Why use AWS to build data lakes and analyze?
why use AWS to build data lakes and analyze them?
In short, it is easy to use, efficient, comprehensive and safe, and can meet a variety of needs. AWS innovations are all based on customer needs.
The Forrester 2019 year big data analysis report, AWS is in the top position, actually there are some similar other, such as the Gartner database analysis report, as well as the data management tool solution report, we are all in a good position. Around the world, including in China, there are a large number of different companies, whether Internet companies or traditional companies, using AWS data analysis, data lake analysis tools.
Even with the full range of data lakes, there are tens of thousands of companies, including Airbnb,yelp equivalent of the u.s. dpp, travel companies, the largest pharmaceutical companies and so on, covering almost all walks of life.
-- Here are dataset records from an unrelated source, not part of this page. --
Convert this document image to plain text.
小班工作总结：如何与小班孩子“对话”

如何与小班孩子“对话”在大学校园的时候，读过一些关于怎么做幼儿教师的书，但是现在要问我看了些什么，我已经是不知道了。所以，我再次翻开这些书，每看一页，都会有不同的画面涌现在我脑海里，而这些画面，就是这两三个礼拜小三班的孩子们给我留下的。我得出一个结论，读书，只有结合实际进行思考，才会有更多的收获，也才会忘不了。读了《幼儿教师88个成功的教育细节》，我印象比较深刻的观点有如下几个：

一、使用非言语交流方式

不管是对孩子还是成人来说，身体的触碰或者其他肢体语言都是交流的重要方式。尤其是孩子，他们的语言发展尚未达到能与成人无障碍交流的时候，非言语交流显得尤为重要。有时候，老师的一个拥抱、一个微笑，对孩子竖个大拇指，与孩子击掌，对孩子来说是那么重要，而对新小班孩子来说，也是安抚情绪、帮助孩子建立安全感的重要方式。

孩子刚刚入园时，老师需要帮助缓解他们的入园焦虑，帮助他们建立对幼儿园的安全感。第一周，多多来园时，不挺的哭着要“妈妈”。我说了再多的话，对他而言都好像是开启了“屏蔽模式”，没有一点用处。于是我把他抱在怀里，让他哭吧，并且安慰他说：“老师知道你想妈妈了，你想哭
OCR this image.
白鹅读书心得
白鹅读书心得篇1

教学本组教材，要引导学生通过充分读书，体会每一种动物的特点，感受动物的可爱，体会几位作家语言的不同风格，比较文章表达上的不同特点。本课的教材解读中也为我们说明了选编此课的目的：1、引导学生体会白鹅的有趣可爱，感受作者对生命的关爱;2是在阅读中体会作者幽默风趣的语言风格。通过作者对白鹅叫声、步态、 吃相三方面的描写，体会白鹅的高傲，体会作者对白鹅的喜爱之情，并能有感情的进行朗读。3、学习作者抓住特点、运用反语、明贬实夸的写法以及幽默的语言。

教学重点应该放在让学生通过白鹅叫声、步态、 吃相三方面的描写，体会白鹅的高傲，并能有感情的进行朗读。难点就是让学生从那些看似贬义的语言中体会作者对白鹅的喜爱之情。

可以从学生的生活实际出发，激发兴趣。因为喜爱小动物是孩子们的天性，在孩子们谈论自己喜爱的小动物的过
Don't talk about others, talk about Amazon itself.
Amazon used to be the largest user of Oracle database in the world. It used 75pb database and more than 7500 database examples. There are more than 1000 different teams in the whole Amazon. From operation, e-commerce, marketing, inventory, almost all aspects of business are based on Oracle database.
We have done one thing in the past year and a half to two years, that is, we have migrated out of Oracle database in all aspects. Last November or so, we migrated all Oracle databases to our corresponding products. This migration solves a series of problems, such as the original expansion difficulty and high cost, such as Oracle supporting high cost, etc., reducing database cost by 60%, reducing management cost by 70%, and increasing performance by 40%.
The other example is that amazon actually built a data lake within the entire enterprise, which also has an internal word called Galaxy (galaxy), which is not a product of AWS, which is the deployment of an amazon data lake.
The entire data lake integrates amazon's data into a variety of big data analyses that contain 50 to 100 PB of data, through which amazon has as many as 600,000 analysis tasks a day, a variety of data analysis, from recommendations to users, various operations, inventory information, information to buy, price information, are all functions that can be achieved through the data lake.
This is also a core competitiveness of Amazon.